Michael Greenberg is incorrect. G.G. Marquez has credited Alejo Carpentier.

Xensen,
I don’t think Greenberg is claiming that Carpentier wrote a book like 100 Years, otherwise Garcia Marquez would simply be derivative. But his fiction clearly does presage a lot of what Garcia Marquez and other Boom novelists were engaged in.

Cesar,
Do you have a citation for that?

I thought surely Juan Rulfo’s novel, Pedro Paramo, would make an appearance in this discussion.

Scott,
I will check my library. It’s got to be in either the Paris Review book of Latin American interviews, or in Vivir para Contarla, or in Donoso’s book about the Boom.

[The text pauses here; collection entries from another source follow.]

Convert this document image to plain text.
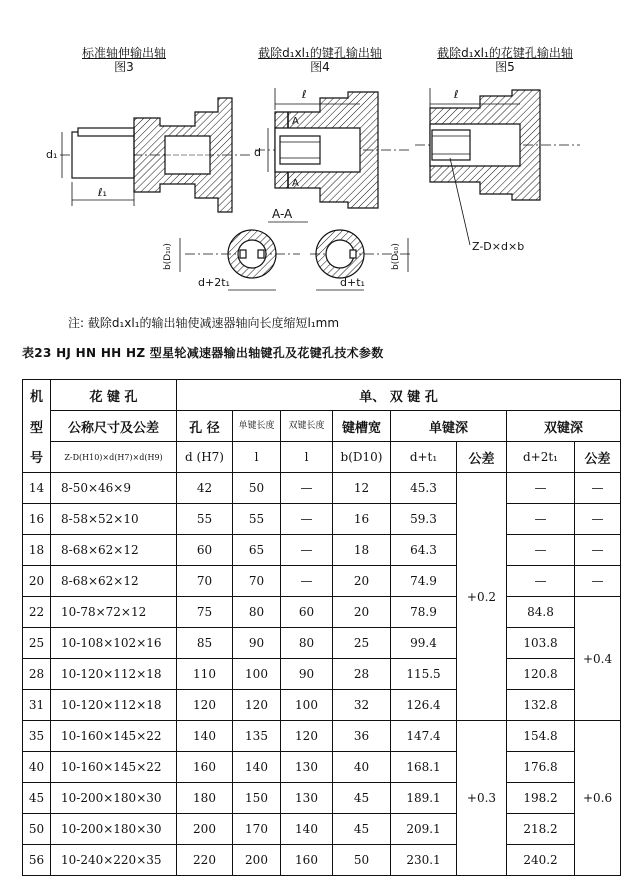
标准轴伸输出轴
图3
截除d₁xl₁的键孔输出轴
图4
截除d₁xl₁的花键孔输出轴
图5
d₁
ℓ₁
ℓ
d
A
A
ℓ
Z-D×d×b
A-A
b(D₁₀)
d+2t₁
b(D₁₀)
d+t₁
注: 截除d₁xl₁的输出轴使减速器轴向长度缩短l₁mm
表23 HJ HN HH HZ 型星轮减速器输出轴键孔及花键孔技术参数
机	花 键 孔	单、 双 键 孔							
型	公称尺寸及公差	孔 径	单键长度	双键长度	键槽宽	单键深		双键深	
号	Z-D(H10)×d(H7)×d(H9)	d (H7)	l	l	b(D10)	d+t₁	公差	d+2t₁	公差
14	8-50×46×9	42	50	—	12	45.3	+0.2	—	—
16	8-58×52×10	55	55	—	16	59.3		—	—
18	8-68×62×12	60	65	—	18	64.3		—	—
20	8-68×62×12	70	70	—	20	74.9		—	—
22	10-78×72×12	75	80	60	20	78.9		84.8	+0.4
25	10-108×102×16	85	90	80	25	99.4		103.8	
28	10-120×112×18	110	100	90	28	115.5		120.8	
31	10-120×112×18	120	120	100	32	126.4		132.8	
35	10-160×145×22	140	135	120	36	147.4	+0.3	154.8	+0.6
40	10-160×145×22	160	140	130	40	168.1		176.8	
45	10-200×180×30	180	150	130	45	189.1		198.2	
50	10-200×180×30	200	170	140	45	209.1		218.2	
56	10-240×220×35	220	200	160	50	230.1		240.2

Molly is correct that Rulfo is an important influence on Fuentes and to some degree all the boom writers. I think Carpentier’s influence is significantly stronger on Fuentes than on GGM. Asturias is certainly another important predecessor, although also a bit of an outlier in some respects. Cortazar is another influence who might be mentioned (BTW, I have translated books by several of these). My main point was just that the English term magical realism has come to be used in a very different way from the way Alejo used realismo magico, and this sometimes leads English-language readers astray.

Xensen,
I agree with your differentiation of magical realism and realismo magico, and it’s a good point.
Certainly Rulfo would be another influence, although I don’t quite see how Cortazar would be an influence, since he’s generally acknowledged as one of the major Boom writers and a contemporary of Garcia Marquez and Fuentes. I suppose you’re talking in terms of cross-pollination, as the Boom writers evolved throughout their careers?

Cortazar is nearly a generation older than Garcia M. and Fuentes.

I recall reading Wilder’s Bridge at San Luis Rey, published in 1927 and winner of the Pulitzer Prize. Never expecting the feel of this book, I wondered about magical realism, and where the influence came for this book, since my experience with it has been via Garcia Marques who wrote much later. Has anyone made that connection?

There are so many precedents: Borges, Bioy Casares, Kafka (translated by Borges), Rulfo, Horacio Quiroga, Carpentier, Mário de Andrade, Lugones’ “Strange Forces…” There was just something in the air in the 1920s and 1930s from which magical realism evolved.